German experts estimate that ca. 30-40bn€ would be necessary to implement a BIG tax reform in Germany. A project everybody knows is necessary but no government dares to do because the German tax system is a monstrosity. Officially “we don’t have the money to do it”.
magnet
1593
The Marshall Plan was explicitly designed to boost European economies, whereas the purpose of the Greek bailout is only to make sure creditors are paid on time. There’s a big difference between giving a country a loan, and giving a country a loan + forcing them to commit to austerity. For instance:
Also, the vast majority of the German “loan” was not paid back to the US. It was lent by the US to German companies, but paid back to a German fund that used the repayments to make loans to more German companies.
In the early days, the money was used to rebuild Germany’s heavy industry and infrastructure.

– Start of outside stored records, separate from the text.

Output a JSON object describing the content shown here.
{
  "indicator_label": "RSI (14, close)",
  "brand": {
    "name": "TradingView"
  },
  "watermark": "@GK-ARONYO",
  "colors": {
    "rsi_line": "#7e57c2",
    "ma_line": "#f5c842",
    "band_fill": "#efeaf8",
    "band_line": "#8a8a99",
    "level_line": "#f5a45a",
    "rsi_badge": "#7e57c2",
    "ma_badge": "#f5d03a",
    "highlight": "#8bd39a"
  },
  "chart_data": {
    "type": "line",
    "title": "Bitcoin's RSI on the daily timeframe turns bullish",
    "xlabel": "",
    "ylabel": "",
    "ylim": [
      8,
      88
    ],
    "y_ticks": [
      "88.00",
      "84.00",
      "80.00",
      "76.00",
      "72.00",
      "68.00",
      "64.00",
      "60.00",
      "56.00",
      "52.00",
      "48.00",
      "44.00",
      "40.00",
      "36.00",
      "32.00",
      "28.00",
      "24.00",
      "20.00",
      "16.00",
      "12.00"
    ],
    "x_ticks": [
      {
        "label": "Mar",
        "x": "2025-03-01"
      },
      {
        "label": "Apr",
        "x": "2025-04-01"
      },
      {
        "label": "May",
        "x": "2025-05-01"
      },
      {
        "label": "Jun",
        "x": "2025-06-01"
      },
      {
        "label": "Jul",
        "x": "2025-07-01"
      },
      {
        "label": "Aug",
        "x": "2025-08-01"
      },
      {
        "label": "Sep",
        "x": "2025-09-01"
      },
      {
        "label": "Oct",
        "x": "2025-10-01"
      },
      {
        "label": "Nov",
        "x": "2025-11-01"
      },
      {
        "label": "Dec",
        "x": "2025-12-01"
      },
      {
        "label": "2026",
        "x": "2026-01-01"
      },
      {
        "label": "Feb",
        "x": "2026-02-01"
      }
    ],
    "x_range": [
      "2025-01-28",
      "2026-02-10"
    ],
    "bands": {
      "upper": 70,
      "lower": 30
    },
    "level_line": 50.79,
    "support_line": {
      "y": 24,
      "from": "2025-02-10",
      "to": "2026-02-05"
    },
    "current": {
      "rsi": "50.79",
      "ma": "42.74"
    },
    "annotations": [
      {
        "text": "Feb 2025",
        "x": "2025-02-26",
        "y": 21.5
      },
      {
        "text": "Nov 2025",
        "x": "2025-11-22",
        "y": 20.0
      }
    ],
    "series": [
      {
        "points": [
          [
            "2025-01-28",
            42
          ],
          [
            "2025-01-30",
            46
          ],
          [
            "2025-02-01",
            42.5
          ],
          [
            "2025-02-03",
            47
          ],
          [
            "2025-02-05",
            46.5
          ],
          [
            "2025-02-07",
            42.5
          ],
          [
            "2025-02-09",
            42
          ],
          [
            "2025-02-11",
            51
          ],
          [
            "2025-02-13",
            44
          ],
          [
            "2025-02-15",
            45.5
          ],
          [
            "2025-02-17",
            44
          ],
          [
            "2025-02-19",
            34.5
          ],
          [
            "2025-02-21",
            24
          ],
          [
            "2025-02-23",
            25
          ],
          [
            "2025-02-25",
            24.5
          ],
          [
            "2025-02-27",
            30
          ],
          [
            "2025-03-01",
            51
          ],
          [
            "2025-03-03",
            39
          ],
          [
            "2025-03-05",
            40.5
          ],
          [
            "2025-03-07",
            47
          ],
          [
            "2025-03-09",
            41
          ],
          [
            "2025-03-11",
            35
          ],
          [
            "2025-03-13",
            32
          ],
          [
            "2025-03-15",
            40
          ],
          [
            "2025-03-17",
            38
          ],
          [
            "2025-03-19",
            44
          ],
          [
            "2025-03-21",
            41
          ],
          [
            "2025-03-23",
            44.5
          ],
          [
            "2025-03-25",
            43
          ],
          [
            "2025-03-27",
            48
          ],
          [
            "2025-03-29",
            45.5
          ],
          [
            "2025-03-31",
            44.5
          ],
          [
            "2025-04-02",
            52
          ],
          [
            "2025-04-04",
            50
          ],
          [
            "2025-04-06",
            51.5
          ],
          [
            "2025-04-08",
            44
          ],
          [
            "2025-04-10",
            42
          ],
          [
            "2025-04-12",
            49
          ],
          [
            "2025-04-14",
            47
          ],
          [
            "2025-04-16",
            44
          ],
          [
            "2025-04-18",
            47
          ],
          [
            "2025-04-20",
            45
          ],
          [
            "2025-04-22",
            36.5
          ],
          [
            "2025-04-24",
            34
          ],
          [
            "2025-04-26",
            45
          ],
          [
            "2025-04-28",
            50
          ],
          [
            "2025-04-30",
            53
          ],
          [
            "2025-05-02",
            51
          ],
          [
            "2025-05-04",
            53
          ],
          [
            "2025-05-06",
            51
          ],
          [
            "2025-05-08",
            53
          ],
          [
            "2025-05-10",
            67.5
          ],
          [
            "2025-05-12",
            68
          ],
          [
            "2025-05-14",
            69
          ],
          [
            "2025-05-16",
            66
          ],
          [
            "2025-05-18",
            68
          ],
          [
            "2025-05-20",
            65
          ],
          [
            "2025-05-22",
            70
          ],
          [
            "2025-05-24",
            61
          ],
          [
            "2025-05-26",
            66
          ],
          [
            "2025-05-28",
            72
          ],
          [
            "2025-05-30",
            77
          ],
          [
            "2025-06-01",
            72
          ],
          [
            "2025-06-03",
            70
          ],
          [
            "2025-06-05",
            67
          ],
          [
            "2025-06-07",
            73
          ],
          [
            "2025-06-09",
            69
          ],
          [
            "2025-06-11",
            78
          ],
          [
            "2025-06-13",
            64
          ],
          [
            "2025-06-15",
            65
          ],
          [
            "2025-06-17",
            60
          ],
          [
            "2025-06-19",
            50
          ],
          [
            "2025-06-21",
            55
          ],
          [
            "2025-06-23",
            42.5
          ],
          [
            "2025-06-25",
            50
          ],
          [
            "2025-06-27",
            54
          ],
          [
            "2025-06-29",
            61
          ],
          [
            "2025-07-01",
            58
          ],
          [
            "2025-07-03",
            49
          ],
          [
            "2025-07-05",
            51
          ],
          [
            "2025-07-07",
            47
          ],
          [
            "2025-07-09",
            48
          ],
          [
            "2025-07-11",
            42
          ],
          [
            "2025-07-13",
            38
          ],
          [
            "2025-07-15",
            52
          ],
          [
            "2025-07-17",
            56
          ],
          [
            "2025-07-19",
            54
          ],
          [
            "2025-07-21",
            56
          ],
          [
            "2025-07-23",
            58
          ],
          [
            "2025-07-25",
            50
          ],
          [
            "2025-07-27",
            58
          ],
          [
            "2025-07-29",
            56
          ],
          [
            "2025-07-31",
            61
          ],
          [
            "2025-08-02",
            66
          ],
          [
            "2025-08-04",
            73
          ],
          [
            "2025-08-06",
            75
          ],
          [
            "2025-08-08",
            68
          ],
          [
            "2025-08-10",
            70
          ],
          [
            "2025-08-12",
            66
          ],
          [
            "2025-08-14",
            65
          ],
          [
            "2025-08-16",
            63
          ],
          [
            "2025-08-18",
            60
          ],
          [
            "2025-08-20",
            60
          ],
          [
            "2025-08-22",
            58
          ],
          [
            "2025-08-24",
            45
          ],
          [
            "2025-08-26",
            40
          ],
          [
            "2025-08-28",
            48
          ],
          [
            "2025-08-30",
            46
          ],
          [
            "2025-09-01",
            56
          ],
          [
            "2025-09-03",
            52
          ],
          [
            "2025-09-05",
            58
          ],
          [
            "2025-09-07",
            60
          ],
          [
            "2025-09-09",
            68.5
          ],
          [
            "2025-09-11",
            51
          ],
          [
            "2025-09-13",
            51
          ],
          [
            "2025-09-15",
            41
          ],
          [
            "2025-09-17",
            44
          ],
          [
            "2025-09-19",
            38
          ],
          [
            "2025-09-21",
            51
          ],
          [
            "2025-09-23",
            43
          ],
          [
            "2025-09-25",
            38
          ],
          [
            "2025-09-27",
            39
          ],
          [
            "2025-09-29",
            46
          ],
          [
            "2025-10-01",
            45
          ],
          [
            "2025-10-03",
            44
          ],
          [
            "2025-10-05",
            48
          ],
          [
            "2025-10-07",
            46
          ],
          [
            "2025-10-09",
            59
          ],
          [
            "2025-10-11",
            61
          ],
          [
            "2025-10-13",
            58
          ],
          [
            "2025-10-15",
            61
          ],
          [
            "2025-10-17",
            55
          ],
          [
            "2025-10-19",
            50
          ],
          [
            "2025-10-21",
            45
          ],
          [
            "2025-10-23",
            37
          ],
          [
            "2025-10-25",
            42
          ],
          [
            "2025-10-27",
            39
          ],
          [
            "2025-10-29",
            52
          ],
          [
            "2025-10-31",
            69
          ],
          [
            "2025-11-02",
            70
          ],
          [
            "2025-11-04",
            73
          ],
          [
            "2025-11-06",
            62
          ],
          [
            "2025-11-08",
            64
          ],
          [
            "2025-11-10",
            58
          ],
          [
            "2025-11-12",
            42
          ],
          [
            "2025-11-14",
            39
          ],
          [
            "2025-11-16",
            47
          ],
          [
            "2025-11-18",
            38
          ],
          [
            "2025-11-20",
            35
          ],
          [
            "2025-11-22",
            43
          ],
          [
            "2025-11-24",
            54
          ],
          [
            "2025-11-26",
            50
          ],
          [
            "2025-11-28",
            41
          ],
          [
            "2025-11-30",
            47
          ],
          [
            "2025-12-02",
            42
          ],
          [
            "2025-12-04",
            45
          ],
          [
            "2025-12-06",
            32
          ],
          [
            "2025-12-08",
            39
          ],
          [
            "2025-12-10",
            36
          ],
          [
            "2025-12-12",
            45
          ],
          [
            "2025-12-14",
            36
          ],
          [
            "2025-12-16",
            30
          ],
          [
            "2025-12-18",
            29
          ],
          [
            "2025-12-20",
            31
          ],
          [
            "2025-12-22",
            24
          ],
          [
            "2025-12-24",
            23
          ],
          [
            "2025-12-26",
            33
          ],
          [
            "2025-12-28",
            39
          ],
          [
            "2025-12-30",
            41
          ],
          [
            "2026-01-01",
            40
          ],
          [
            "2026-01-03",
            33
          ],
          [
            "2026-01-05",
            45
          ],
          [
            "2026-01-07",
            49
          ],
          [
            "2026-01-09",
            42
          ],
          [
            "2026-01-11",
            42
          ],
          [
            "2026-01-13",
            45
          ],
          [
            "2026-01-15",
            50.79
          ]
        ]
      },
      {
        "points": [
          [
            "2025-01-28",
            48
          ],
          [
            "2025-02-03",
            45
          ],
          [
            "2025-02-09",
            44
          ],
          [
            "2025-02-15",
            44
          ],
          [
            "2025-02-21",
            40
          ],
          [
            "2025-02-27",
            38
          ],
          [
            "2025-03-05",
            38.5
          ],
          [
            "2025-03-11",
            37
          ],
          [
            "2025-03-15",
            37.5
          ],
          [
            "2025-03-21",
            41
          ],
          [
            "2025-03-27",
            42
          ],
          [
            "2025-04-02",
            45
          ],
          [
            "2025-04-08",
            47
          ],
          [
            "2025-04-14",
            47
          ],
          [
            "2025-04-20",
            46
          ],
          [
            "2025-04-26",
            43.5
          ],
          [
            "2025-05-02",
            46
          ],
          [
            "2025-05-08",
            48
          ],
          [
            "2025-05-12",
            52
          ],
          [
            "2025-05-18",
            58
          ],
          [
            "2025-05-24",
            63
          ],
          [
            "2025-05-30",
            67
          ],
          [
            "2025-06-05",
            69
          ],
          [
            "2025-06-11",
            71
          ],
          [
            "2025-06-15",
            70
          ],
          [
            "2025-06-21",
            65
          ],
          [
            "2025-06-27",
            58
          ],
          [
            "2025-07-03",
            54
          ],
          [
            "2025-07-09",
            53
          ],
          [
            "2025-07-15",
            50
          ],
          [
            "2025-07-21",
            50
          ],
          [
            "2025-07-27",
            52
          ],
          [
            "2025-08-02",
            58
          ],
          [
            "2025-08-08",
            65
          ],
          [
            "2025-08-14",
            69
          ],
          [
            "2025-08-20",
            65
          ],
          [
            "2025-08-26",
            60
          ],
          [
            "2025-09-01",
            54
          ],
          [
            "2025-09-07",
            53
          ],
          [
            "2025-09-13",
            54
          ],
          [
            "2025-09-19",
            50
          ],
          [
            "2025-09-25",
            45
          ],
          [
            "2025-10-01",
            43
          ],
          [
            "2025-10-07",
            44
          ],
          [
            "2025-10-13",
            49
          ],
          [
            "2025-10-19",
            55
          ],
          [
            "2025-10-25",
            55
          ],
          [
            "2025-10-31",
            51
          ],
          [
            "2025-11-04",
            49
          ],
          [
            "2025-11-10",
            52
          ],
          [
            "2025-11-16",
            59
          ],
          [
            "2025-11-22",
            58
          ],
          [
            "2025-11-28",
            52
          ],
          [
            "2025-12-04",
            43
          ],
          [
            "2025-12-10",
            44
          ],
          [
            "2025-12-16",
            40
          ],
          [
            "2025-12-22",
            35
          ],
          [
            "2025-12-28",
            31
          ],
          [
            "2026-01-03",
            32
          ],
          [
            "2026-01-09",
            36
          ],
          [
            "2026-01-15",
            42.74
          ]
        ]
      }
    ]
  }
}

Later, the ERP functioned as a kind of German Small Business Administration, making loans to small and midsized start-ups. During the Cold War, it helped subsidize West Berlin.
I think even Syriza would be delighted to get a deal on such generous terms.
Real question - can that actually happen under the law as it currently stands, or would it take some kind of amendment?
Reemul
1595
Yep and that someone would be from Russia or Iran I suppose.
California did issue IOU’s once. That said, it hasn’t happened before as far as I know- however, Puerto Rico wants to declare it, but territories definitely can’t.
Timex
1597
What exactly is meant by “IOU’s”?
I mean, aren’t those called “Bonds”?
Not in this case. I seem to recall vouchers that could be redeemed – maybe – when the money was available, with no interest and no tradable market value.
The California vouchers were the result of a budget fight, not insolvency, iirc.
Aleck
1600
Dan, where does that 25% figure come from? The numbers I’ve seen are typically 75% to 100%.
One weird economic fact that’s been bouncing around: back in 2012, the University of Chicago published a paper finding that many greek self employed professionals spend more servicing their debt (a number that’s verifiable) than they report as gross income (a number which is clearly cooked). Since people typically don’t spent more than 30% or so of gross income servicing debt, that implies that many self employed professionals – of which there are a much higher proportion in Greece than most of Europe – could be under-reporting their income (and hence underpaying their taxes) by 66% or more.